Wednesday, April 6, 2016

Is This the Noise You Hate? by Ace Boggess

          [overheard downtown]  

Babies with their demonic bullhorns
sound like alarm clocks on TV:
old-fashioned pot-banging clatter
or the digital chirp of a robot chick,                                     
I put on headphones, move to another seat                         
before I realize I’m trapped by jackhammers
laughing from four corners of the city.
Rap bass bounces by like tires blowing flat.
A rescue chopper above rasps its menacing purr.
A woman near the ice cream shop
shouts “Jerry! Jerry! Jerry!”
as if channeling a British soldier
warning us all of the Nazi advance.
At least the book store has imprisoned quiet.
I go inside, consider heading for the coffee bar
to synthesize my own adventure:
caramel, or maybe crème de menthe.
I love how the barista works the knobs &
metal pitchers, even the steam
despite its heavy snoring.
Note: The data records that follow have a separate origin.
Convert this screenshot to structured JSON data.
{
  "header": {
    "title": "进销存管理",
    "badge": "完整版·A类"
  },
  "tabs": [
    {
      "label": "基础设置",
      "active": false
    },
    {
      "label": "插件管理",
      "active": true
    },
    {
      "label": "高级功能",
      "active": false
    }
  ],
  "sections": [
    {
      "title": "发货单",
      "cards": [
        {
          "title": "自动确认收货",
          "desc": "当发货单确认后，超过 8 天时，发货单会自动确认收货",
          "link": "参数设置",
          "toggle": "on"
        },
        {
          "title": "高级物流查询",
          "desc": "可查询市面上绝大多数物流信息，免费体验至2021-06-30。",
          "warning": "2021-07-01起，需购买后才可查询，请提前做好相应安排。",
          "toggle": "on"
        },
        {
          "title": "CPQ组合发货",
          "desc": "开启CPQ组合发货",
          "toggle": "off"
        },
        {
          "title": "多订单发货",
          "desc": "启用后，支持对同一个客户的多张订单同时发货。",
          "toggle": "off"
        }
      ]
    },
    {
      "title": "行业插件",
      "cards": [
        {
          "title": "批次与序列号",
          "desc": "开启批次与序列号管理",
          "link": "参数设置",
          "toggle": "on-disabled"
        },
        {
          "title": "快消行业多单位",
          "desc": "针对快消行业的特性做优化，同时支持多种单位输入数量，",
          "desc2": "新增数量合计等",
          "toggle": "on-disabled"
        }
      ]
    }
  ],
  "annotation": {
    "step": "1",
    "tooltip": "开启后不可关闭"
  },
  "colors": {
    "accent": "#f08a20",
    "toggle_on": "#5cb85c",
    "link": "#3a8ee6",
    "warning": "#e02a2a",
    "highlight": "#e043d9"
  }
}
I love
how he says, “Enjoy,” in a whisper
as if there’s a conspiracy between us,
as if a theft of quiet ours to keep.



Ace Boggess is the author of two books of poetry: The Prisoners (Brick Road Poetry Press, 2014) and The Beautiful Girl Whose Wish Was Not Fulfilled (Highwire Press, 2003). His novel, A Song Without a Melody, is forthcoming from Hyperborea Publishing. His writing has appeared in Harvard Review, Mid-American Review, RATTLE, River Styx, North Dakota Quarterly and many other journals. He lives in Charleston, West Virginia.